At the heart of their strategy is a simple, but effective tool: the defaulter tracing box.
Each baby’s immunisation card is placed into a box divided by month.
When a child receives a vaccine in January, the card is moved to February. If it stays in January, it means the child missed the next dose and this triggers a home follow-up.
“It’s a practical way to track defaulters. We don’t need fancy gadgets—just community knowledge and determination,” says Alinafe Bonongwe, another member of Tikondane MCG.
And the approach is working.
Chipambano, Namende, Mdeka, Chiswe and Nangafuwe MCGs are also using the same system to trace defaulters.
In Nangafuwe, chairperson Bethia Musano and secretary Ellen Mkwate report a steady rise in vaccine uptake.
“Since we introduced the defaulter tracing box, we have seen real change,” says Musano. “We know every baby by name, and no child is left behind.”
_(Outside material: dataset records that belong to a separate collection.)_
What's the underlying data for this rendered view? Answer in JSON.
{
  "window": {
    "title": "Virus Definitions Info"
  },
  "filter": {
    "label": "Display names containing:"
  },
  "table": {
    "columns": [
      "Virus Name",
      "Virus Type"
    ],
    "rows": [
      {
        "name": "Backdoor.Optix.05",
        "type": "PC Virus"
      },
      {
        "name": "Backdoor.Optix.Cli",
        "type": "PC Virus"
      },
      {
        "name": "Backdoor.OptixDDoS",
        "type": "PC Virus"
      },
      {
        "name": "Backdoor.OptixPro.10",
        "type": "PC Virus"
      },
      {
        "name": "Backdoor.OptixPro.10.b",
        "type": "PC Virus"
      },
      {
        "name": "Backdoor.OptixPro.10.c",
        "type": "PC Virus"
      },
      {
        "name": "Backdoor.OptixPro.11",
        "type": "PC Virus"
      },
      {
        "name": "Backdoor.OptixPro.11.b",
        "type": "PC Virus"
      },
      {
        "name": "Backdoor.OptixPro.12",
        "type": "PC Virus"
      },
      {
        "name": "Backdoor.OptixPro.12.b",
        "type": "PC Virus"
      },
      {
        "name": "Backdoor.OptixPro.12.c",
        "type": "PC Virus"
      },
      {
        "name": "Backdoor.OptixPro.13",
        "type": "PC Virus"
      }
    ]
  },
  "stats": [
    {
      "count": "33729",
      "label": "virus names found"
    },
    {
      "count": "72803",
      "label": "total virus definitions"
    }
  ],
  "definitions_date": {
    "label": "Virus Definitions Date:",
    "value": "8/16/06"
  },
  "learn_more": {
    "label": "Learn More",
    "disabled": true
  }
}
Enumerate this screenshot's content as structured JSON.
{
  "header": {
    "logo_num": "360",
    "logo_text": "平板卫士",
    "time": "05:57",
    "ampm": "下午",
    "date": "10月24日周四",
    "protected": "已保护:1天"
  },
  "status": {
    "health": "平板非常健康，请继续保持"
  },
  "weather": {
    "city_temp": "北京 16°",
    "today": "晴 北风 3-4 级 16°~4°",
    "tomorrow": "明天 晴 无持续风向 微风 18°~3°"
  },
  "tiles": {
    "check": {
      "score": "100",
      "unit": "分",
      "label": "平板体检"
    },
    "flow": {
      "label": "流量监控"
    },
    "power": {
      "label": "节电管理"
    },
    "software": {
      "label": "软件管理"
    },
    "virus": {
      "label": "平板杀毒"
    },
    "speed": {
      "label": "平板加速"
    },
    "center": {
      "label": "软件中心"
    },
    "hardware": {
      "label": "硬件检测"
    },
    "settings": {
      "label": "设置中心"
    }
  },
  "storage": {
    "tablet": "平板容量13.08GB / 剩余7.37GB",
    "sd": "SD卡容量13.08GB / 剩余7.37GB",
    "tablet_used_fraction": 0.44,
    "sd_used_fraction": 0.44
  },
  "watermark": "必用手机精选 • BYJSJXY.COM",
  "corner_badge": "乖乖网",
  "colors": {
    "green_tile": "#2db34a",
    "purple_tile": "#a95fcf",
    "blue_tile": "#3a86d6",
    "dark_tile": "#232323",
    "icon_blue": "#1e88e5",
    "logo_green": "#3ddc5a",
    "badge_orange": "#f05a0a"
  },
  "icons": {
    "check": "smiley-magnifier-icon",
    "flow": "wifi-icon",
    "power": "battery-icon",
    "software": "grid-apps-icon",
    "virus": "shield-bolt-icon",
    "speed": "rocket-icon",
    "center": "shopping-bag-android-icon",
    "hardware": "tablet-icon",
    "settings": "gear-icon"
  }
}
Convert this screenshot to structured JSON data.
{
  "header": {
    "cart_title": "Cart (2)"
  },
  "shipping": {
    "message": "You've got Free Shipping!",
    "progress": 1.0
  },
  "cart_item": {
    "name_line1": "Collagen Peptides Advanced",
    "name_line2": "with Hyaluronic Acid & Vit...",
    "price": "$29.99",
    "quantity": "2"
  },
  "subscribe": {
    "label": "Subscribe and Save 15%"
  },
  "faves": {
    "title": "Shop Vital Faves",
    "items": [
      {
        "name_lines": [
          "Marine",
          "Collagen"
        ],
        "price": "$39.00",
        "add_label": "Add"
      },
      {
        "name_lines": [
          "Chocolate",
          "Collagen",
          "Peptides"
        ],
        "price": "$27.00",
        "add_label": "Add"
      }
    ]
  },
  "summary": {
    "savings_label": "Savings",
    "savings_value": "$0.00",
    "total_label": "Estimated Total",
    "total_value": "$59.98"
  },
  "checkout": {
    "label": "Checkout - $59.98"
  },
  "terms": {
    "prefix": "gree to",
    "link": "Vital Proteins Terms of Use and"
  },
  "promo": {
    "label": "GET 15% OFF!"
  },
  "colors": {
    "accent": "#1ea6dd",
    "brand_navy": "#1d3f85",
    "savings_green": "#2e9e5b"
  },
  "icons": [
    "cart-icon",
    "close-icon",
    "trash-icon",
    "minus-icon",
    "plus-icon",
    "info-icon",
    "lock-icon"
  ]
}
The local mobilisation campaign is changing the district’s immunisation profile.
“Blantyre is now a shining example of community-driven health progress,” says Gladys Chithyoka, Blantyre EPI deputy coordinator. “We have exceeded 80 percent vaccine coverage due, in large part, to the MCGs.”
The district has also been recognised at national level for its immunisation success.
Dr. Gift Kawalazira, Director of Health and Social Services in Blantyre, credits the MCGs for pushing vaccine access to the last mile.
“We have expanded immunisation centres and improved storage using solar fridges, but the MCGs are the heartbeat of our efforts.
“They reach places we cannot, and speak to people in a language they understand,” he explains.
Beyond vaccines, the MCGs contribute to broader health outcomes by advocating for antenatal care, nutrition and sanitation.
They also mobilise local leaders to support immunisation efforts—building a network of trust that counters misinformation and cultural resistance.
In line with the Malawi Growth and Development Strategy (MGDS), particularly key priority Area 5 on health and population, HSIS project strengthens participatory health governance. It reduces barriers to equitable access, focusing on communities systematically left behind due to geography, poverty or cultural beliefs.
As the sun sets on another long day, the women of Tikondane gather under a tree, recounting stories from the day’s visits. They laugh, update their defaulter boxes, and plan for the next week.
They may not wear white coats or draw salaries, but these women are changing lives—one visit, one card, one vaccine at a time.
“We’re just mothers helping other mothers,” says Harriet. “Because when one child is protected, the whole community is safer.”